Mais Bruno Pelletier tient aussi à sa carrière solo. En août 99, il sort son quatrième album, D'autres rives, enregistré entre Paris et Montréal, au moment où il joue et chante dans NDDP. Sur les terres de la Belle Province, Bruno Pelletier est une véritable star. Le nombre de Félix (l'équivalent au Québec des Victoires de la musique) qu'il a raflé depuis ses débuts est impressionnant. Les plus récents, ceux de l'année 2000, le consacrent Interprète de l'année (vote populaire) comme en 99 et 97 et lui attribuent le Meilleur album de l'année dans la catégorie Pop rock. L'aventure NDDP n'est sans doute qu'un bel intermède dans la carrière du chanteur aux cheveux longs. Jusqu'au prochain rôle que lui proposera le prolixe Plamondon.

Après le Temps des cathédrales, les radios et les télévisions ne se lassent pas du deuxième extrait de l'album studio, Belle, la chanson phare que Daniel Lavoie, Patrick Fiori et Garou interprètent. Si les deux premiers ne sont pas des inconnus, le "petit" dernier, du haut (très haut) de ses 25 ans constitue sans aucun doute, la révélation de ce spectacle musical. Le dénommé Garou à la voix grave et rocailleuse, dans la peau de Quasimodo, fait chaque soir un malheur. Son expérience artistique se résume jusque-là à quelques concerts dans les clubs québécois avec un groupe de blues. NDDP le rend populaire. Les médias se l'accaparent.

Sa prestance, sa voix puissante et ses beaux yeux en séduisent plus d'une. Même Céline Dion craque et l'invite pour son show du 31 décembre 99. Sur sa lancée, elle enregistre un duo avec lui, Sous le vent que l'on retrouve aujourd’hui sur le premier album du jeune chanteur, intitulé Seul. Car c'est bien ainsi qu'on attendait Garou, après le raz de marée de Notre-Dame. Solo. En fait, ce disque sorti début novembre, rassemble une brochette de célébrités parmi les auteurs et compositeurs, de l'incontournable Plamondon, à Romano Musumara en passant par Richard Cocciante, Didier Barbelivien ou Franck Langolff.

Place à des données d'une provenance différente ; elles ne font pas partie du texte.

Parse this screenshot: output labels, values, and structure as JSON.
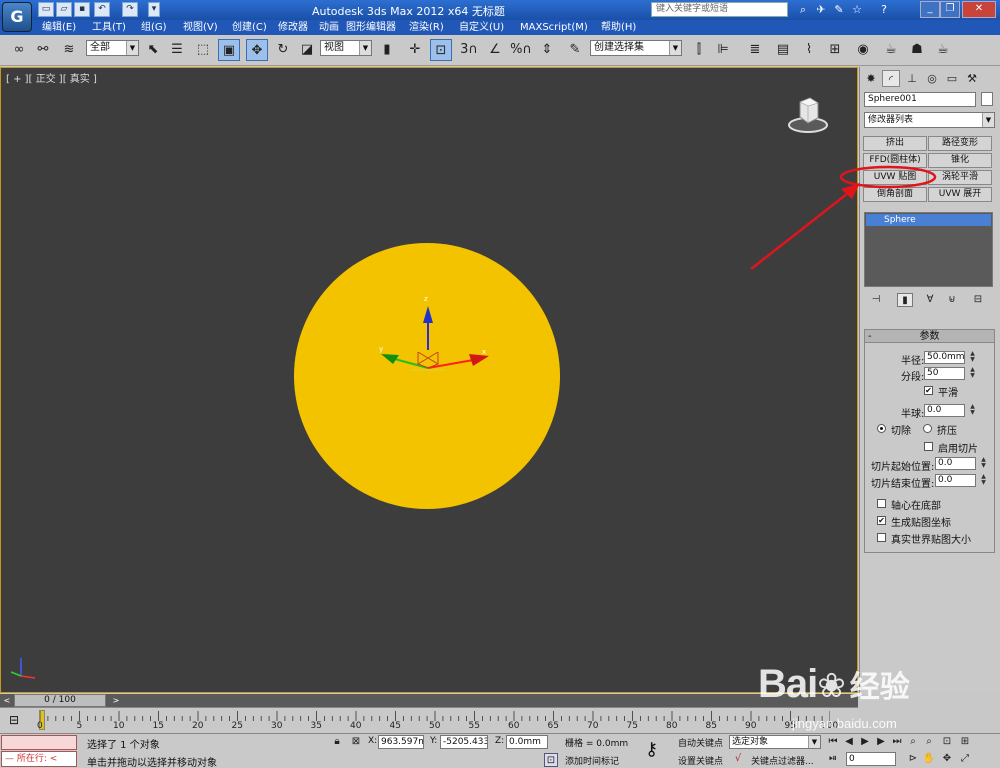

Mais la musique est avant tout une question d'alchimie et Seul n'a rien d'un élixir de jouvence. Au contraire, voilà un disque qui pourrait être une démonstration de ce qu'on peut faire en matière de variété sans âme, standardisée, certes bien produite mais bien loin de ce que l'intéressé laissait présager. Les fans quant à eux, n'ont pas fait la fine bouche : dix jours après sa sortie, l' album Seul était certifié Disque d'or (100.000 exemplaires vendus).

France, deux points !

Presque au moment où sort le disque de Garou, Patrick Fiori, équipier de Belle, qui incarnait Phoebus dans NDDP, vient de terminer ses concerts à l'Olympia à Paris avant d'entamer une tournée française. Il a troqué sa cote de maille contre un costume de ville pour défendre sur scène son album Chrysalide. On se souvient d'un jeune homme en smoking s'égosillant sur Mama Corsica, un titre présenté par la France à l'Eurovision 93 et écrit par François Valéry. A l'âge de la maturité, ses choix artistiques se sont un peu diversifiés. Ils semblent maintenant dictés par une rigueur très professionnelle, attachée à la qualité des textes et des musiques. Pour ces dernières, Patrick rappelle au fil des interviews données avant son passage à l'Olympia, que le travail avec les musiciens est pour lui indispensable, qu'il a besoin de sentir la symbiose entre sa voix et les instruments. Il évoque ainsi sa frustration pendant les représentations de Notre-Dame de Paris, à chanter sur une bande enregistrée.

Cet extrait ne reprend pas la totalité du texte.